É melhor prestar atenção

Gostaria de acreditar que temos massa econômica para atender a essa sobrecarga de ofertas. Mas como o tempo me ensinou a ser comedido e a ler com extrema desconfiança o noticiário em geral, especialmente quando interesses publicitários estão em jogo, acho melhor pedir calma e atenção.

Diferentemente de tantas praças onde estão ancorando shoppings, as quais em regra são centros geoeconômicos de territórios com características metropolitanas ou de aglomerados urbanos atingidos pela novidade, a Província do Grande ABC há muito foi descoberta na área comercial e de serviços.

A indústria de shoppings já amadureceu na região faz bom tempo. E nesse ponto cabe um raciocínio pertinente: se há tanta disponibilidade de consumo assim, a ponto de justificar tantos investimentos, o que tivemos na última década, então, foi uma constante multiplicação de lucros dos estabelecimentos já consolidados. Mas insisto em pelo menos duas perguntas:

a) Teremos de fato tanto dinheiro disponível para gastar com a carga suplementar de quase mil novas lojas que se abririam nos shoppings até o final do ano que vem?

b) Terá a classe média tradicional da Província do Grande ABC alterado tanto o perfil que decepcionou os empreendedores do Shopping Mappin naquele final de anos 1980 a ponto de acenar para o Parkshopping a bandeira de sucesso?

Para as duas questões, transparentemente, sou bastante reticente. Vão dizer que esse comportamento é típico dos pessimistas, mas estão enganados. Se há alguém que torce sempre pelo sucesso nos negócios, porque sabe o que isso significa desde os primeiros tempos neste planeta, membro de uma família cujo chefe da casa sempre inventava uma maneira de correr atrás de dinheiro para sustentar oito filhos, esse alguém sou eu. Só que não posso fazer parte de torcida organizada porque torcida organizada sempre será torcida organizada, basicamente emocional.

E a torcida organizada costuma esquecer o fundamental: com novas lojas e a chegada de novos shoppings, mas sem crescimento do PIB regional e sem avanços no potencial de consumo, quem pagará a conta de novos endereços comerciais será o pequeno negócio.

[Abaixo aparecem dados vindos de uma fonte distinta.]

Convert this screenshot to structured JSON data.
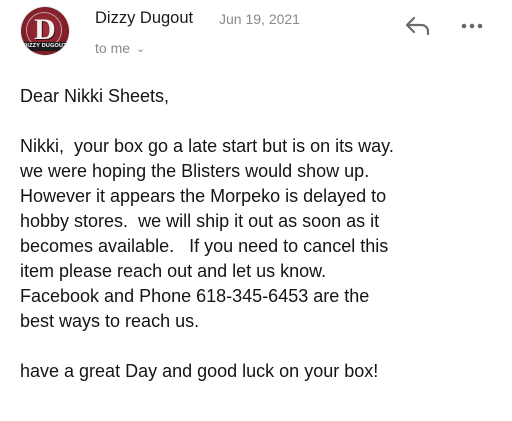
{
  "header": {
    "avatar_text": "D",
    "avatar_band_text": "DIZZY DUGOUT",
    "sender": "Dizzy Dugout",
    "date": "Jun 19, 2021",
    "recipient": "to me",
    "chevron": "⌄",
    "reply_icon": "reply-icon",
    "more_icon": "more-icon"
  },
  "message": {
    "greeting": "Dear Nikki Sheets,",
    "lines": [
      "Nikki,  your box go a late start but is on its way.",
      "we were hoping the Blisters would show up.",
      "However it appears the Morpeko is delayed to",
      "hobby stores.  we will ship it out as soon as it",
      "becomes available.   If you need to cancel this",
      "item please reach out and let us know.",
      "Facebook and Phone 618-345-6453 are the",
      "best ways to reach us."
    ],
    "closing": "have a great Day and good luck on your box!"
  }
}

O mesmo pequeno negócio que, todos sabem, está longe da badalação dos centros de compras e há muito tempo entregue, como se sabe, à falta de segurança pública. Basta verificar como os pequenos negócios armam-se de barricadas para reduzir o risco de assaltos. São fortalezas que, para serem erguidas e mantidas, custam boa parte da rentabilidade já rebaixada. Tudo muito simples, não é verdade?